The bane of the writers existence is research, last night I spent five hours digging around in a variety of links and NATOPS. All for what will probably be two or maybe three paragraphs in the short story.
Having experts that one can reach out to is a great thing. But, there is a downside. They are going to read what you wrote, and will expect you to get it right! 🙂
Of course digging back in NATOPS is even more fun, we used to call it the blue pill, because it will put you to sleep faster than anything else the next issue, is to make sure that what you want to do, is actually possible and make sense with in the story.
Having said that, today’s job will be trying to figure out the hastily scribbled notes, and get that into some kind of coherent thought in the story. Lemme see… 120kts, or was it 105 kts, and 1000 feet, and 1.2 miles… sigh…

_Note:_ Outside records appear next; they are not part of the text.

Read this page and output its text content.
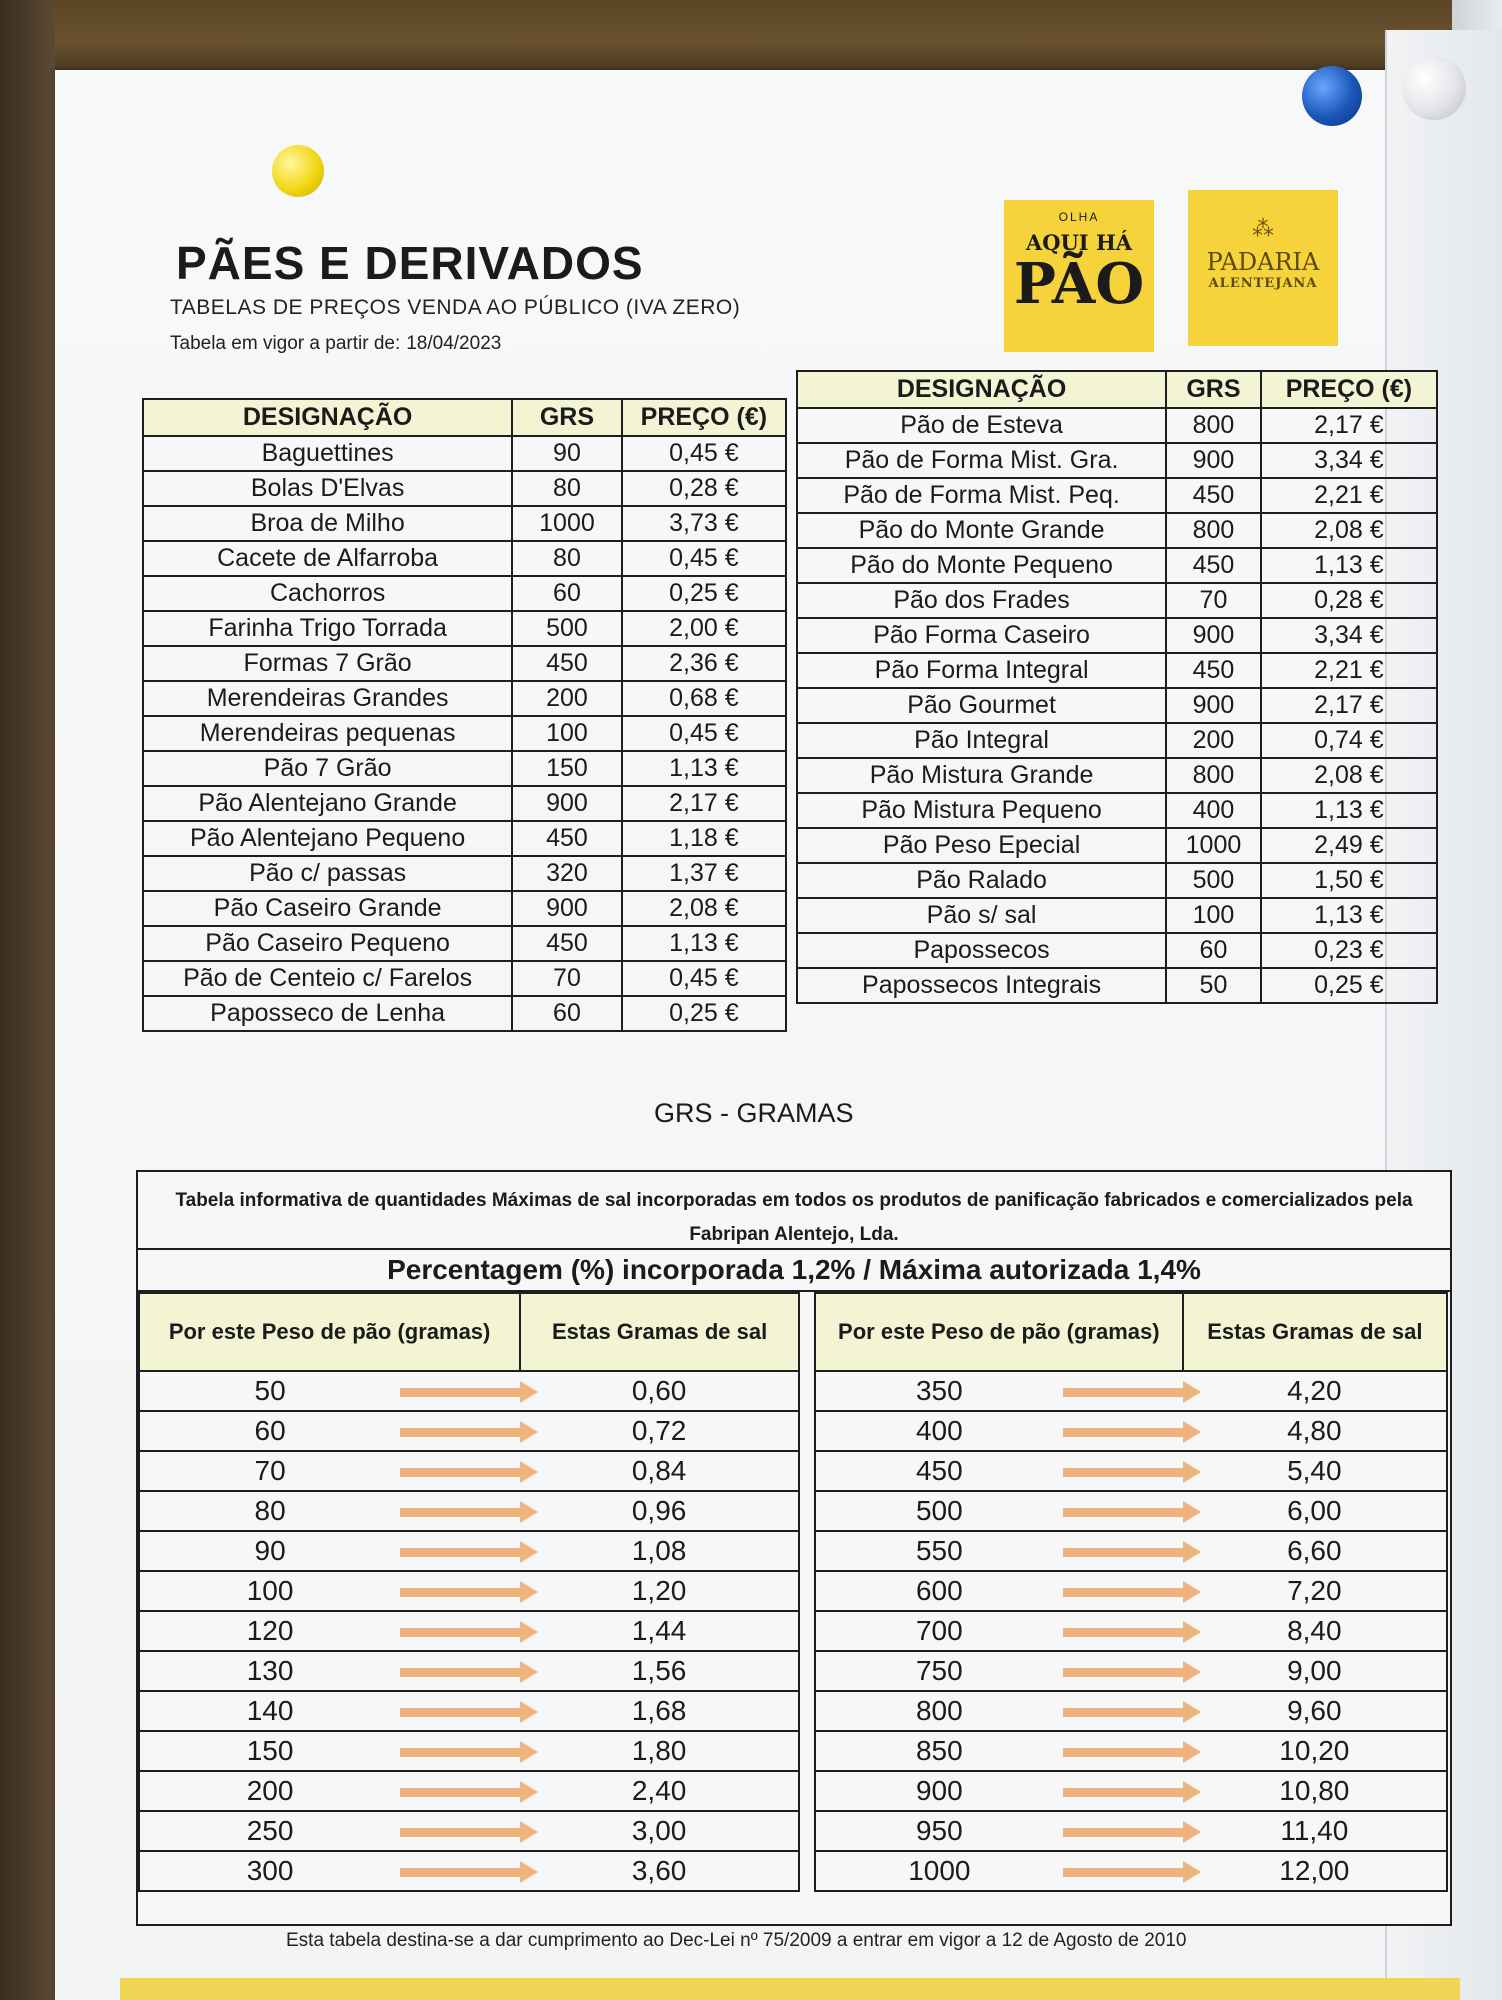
PÃES E DERIVADOS
TABELAS DE PREÇOS VENDA AO PÚBLICO (IVA ZERO)
Tabela em vigor a partir de: 18/04/2023
OLHA
AQUI HÁ
PÃO
⁂
PADARIA
ALENTEJANA
DESIGNAÇÃO	GRS	PREÇO (€)
Baguettines	90	0,45 €
Bolas D'Elvas	80	0,28 €
Broa de Milho	1000	3,73 €
Cacete de Alfarroba	80	0,45 €
Cachorros	60	0,25 €
Farinha Trigo Torrada	500	2,00 €
Formas 7 Grão	450	2,36 €
Merendeiras Grandes	200	0,68 €
Merendeiras pequenas	100	0,45 €
Pão 7 Grão	150	1,13 €
Pão Alentejano Grande	900	2,17 €
Pão Alentejano Pequeno	450	1,18 €
Pão c/ passas	320	1,37 €
Pão Caseiro Grande	900	2,08 €
Pão Caseiro Pequeno	450	1,13 €
Pão de Centeio c/ Farelos	70	0,45 €
Paposseco de Lenha	60	0,25 €
DESIGNAÇÃO	GRS	PREÇO (€)
Pão de Esteva	800	2,17 €
Pão de Forma Mist. Gra.	900	3,34 €
Pão de Forma Mist. Peq.	450	2,21 €
Pão do Monte Grande	800	2,08 €
Pão do Monte Pequeno	450	1,13 €
Pão dos Frades	70	0,28 €
Pão Forma Caseiro	900	3,34 €
Pão Forma Integral	450	2,21 €
Pão Gourmet	900	2,17 €
Pão Integral	200	0,74 €
Pão Mistura Grande	800	2,08 €
Pão Mistura Pequeno	400	1,13 €
Pão Peso Epecial	1000	2,49 €
Pão Ralado	500	1,50 €
Pão s/ sal	100	1,13 €
Papossecos	60	0,23 €
Papossecos Integrais	50	0,25 €
GRS - GRAMAS
Tabela informativa de quantidades Máximas de sal incorporadas em todos os produtos de panificação fabricados e comercializados pela Fabripan Alentejo, Lda.
Percentagem (%) incorporada 1,2% / Máxima autorizada 1,4%
Por este Peso de pão (gramas)		Estas Gramas de sal
50		0,60
60		0,72
70		0,84
80		0,96
90		1,08
100		1,20
120		1,44
130		1,56
140		1,68
150		1,80
200		2,40
250		3,00
300		3,60
Por este Peso de pão (gramas)		Estas Gramas de sal
350		4,20
400		4,80
450		5,40
500		6,00
550		6,60
600		7,20
700		8,40
750		9,00
800		9,60
850		10,20
900		10,80
950		11,40
1000		12,00
Esta tabela destina-se a dar cumprimento ao Dec-Lei nº 75/2009 a entrar em vigor a 12 de Agosto de 2010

Well, research may be a huge unseen endeavor, but it does add a very nice depth in the story. Maybe you can use the info in another story down the line?
Or you could just say the ship went really, really fast over a very short distance…just doesn’t sound quite right somehow… 🙂
Reminds me of how some of my favorite stories (like “The Martian”, or anything by Neal Stephenson) had the authors writing simulation models to check the feasibility of what they were describing on the page. Good world building or in the case of using the existing world, remaining faithful to reality does wonders towards avoiding breaks in immersion, even if the reader never sees the raw “data dump”. Keep up the good work!
How about he fell asleep and when he woke up they had arrived? No? Maybe that’s why I did police work rather than made a fortune as a very popular writer!
Keep up the good work. Having the work based on good science and exhibiting good accuracy is why I buy every book you write.
Shall or shall not, will or will not, may or may not. Screw it, let’s head to the club.
Maybe that’s why they say “Write what you know” 🙂
Until you hear someone talking about the frustrations of trying not to mention [redacted] or [classified] in their work, and the difficulty of seeing if [classified] is anywhere close to [statute of limitations/non-disclosure] expiration or not. “Oh, there was that one time…nope, sorry. Um, maybe…no, can’t tell that one either. Well shoot.”
And everyone else nodding in sympathy, and me half-expecting some wag in the audience or readership to call out “Oh, you were there too? I remember that one!”